Mobilfunkausbau: Telefonica entgeht Strafzahlung in Deutschland
Wie die Bundesnetzagentur mitteilt, habe der spanische Telekommunikationsanbieter Telefonica ein Zwischenziel beim LTE-Mobilfunkausbau erreicht und muss daher doch keine Strafzahlung leisten.
Ursprünglich haben sich die Provider Deutsche Telekom, Vodafone und Telefonica im Jahr 2015, als sie die LTE-Frequenzen von der Bundesnetzagentur ersteigert haben, verpflichtet, bis Ende 2019 alle ICE-Strecken und Bundesautobahnen mit LTE-Netz zu versorgen. Diese Auflagen sind jedoch nicht eingehalten worden. Die fällige Strafe betrug bislang nur 100.000 Euro für die Provider. Wie wir berichteten, drohte dem Telekommunikationsanbieter Telefonica Deutschland wohl eine Strafzahlung in Millionenhöhe, weil der Anbieter sein LTE-Netz in Deutschland am wenigsten ausgebaut hatte im Vergleich zur Konkurrenz von Vodafone und der Deutschen Telekom. Nun verkündet die Bundesnetzagentur, dass Telefonica ein Zwischenziel erreicht habe und so doch keine Strafe zahlen muss. Bis zum Stichtag dem 31. Juli habe das Unternehmen das Ausbauziel erreicht, daher sieht die Bundesnetzagentur nun davon ab, die Strafe in Höhe von 600.000 Euro zu verhängen.

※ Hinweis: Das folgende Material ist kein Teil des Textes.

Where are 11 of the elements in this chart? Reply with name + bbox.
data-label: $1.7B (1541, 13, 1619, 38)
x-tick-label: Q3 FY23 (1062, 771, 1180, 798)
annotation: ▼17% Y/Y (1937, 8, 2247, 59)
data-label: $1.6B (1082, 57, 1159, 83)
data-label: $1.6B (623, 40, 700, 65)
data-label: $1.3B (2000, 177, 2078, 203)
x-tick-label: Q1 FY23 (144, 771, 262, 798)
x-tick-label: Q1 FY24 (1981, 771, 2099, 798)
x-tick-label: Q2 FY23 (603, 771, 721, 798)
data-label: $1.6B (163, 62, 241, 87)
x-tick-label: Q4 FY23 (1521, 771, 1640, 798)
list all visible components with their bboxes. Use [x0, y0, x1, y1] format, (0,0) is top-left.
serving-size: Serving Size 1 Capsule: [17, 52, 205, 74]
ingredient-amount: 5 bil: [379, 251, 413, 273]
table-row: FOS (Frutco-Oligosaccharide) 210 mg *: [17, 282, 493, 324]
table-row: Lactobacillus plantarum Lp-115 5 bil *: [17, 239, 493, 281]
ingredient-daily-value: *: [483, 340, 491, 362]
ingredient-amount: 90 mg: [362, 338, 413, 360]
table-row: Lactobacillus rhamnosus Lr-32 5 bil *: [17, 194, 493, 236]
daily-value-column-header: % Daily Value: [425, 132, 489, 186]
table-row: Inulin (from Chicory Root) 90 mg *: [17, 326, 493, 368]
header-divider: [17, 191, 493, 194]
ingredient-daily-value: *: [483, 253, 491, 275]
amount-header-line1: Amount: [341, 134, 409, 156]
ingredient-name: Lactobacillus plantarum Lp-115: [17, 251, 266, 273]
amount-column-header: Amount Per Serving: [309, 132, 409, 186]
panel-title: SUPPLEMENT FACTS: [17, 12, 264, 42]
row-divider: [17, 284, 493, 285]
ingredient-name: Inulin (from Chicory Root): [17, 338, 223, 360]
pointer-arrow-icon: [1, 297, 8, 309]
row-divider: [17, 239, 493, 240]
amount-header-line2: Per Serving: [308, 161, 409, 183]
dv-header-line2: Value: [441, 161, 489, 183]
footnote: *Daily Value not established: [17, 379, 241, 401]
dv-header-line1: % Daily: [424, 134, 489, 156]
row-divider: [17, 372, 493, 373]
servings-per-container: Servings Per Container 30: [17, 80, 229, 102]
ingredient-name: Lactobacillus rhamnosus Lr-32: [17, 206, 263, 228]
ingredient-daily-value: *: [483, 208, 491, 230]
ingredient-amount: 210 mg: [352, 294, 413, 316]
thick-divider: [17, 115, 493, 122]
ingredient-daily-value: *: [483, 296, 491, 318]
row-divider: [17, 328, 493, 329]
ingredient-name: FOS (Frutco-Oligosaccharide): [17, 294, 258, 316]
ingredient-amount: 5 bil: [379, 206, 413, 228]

Versorgungsauflagen aus dem Jahr 2015 nun teilweise erfüllt von O2
7.600 Standorte müsste Telefonica Deutschland noch mit LTE versorgen, um die Auflagen aus dem Jahr 2015 erfüllen zu können. Um der Strafe zu entgehen, sollte der Anbieter bis zum Fristende mindestens 40 Prozent dieser Standorte mit LTE versorgt haben. Zwar wäre die Frist Ende Juni abgelaufen, doch aufgrund der Coronavirus-Pandemie wurde ein Aufschub bis 31. Juli gewährt. Der spanische Telekommunikationsanbieter, der in Deutschland unter anderem mit seiner Marke O2 vertreten ist, hat das erforderliche Zwischenziel von 40 Prozent erfüllt. Bis Ende September müssen 1.900 weitere Standorte der insgesamt 7.600 Stellen von Telefonica mit LTE ausgestattet werden. Zur vollständigen Erfüllung der Auflagen aus dem Jahr 2015, muss Telefonica bis zum Ende des Jahres 2020 noch etwa 2.660 zusätzliche Standorte mit LTE versorgen.
Die anderen beiden Netzbetreiber, Vodafone aus Großbritannien und die Deutsche Telekom, haben hingegen das Zwischenziel längst erfüllt. So hat die Telekom bereits ihr Zwischenziel für September 2020 erfüllt, sodass mindestens 97 Prozent aller Haushalte eines Bundeslandes mit mindestens 50 MBit/s im Internet surfen können. Bis Ende dieses Jahres muss allerdings der Ausbau der Mobilfunkmasten entlang der Hauptverkehrswege weiter vorangetrieben werden, um die Auflage aus dem Jahr 2015 erfüllen zu können. Rund 98 Prozent aller Haushalte müssen mit 4G-LTE-Mobilfunknetz versorgt werden, um die Auflagen aus dem Jahr 2015 erfüllen zu können. Wenn das geschehen ist, geht es weiter mit dem Aufbau von 5G-Netzen, die aktuell fast ausschließlich innerhalb von Großstädten zu finden sind.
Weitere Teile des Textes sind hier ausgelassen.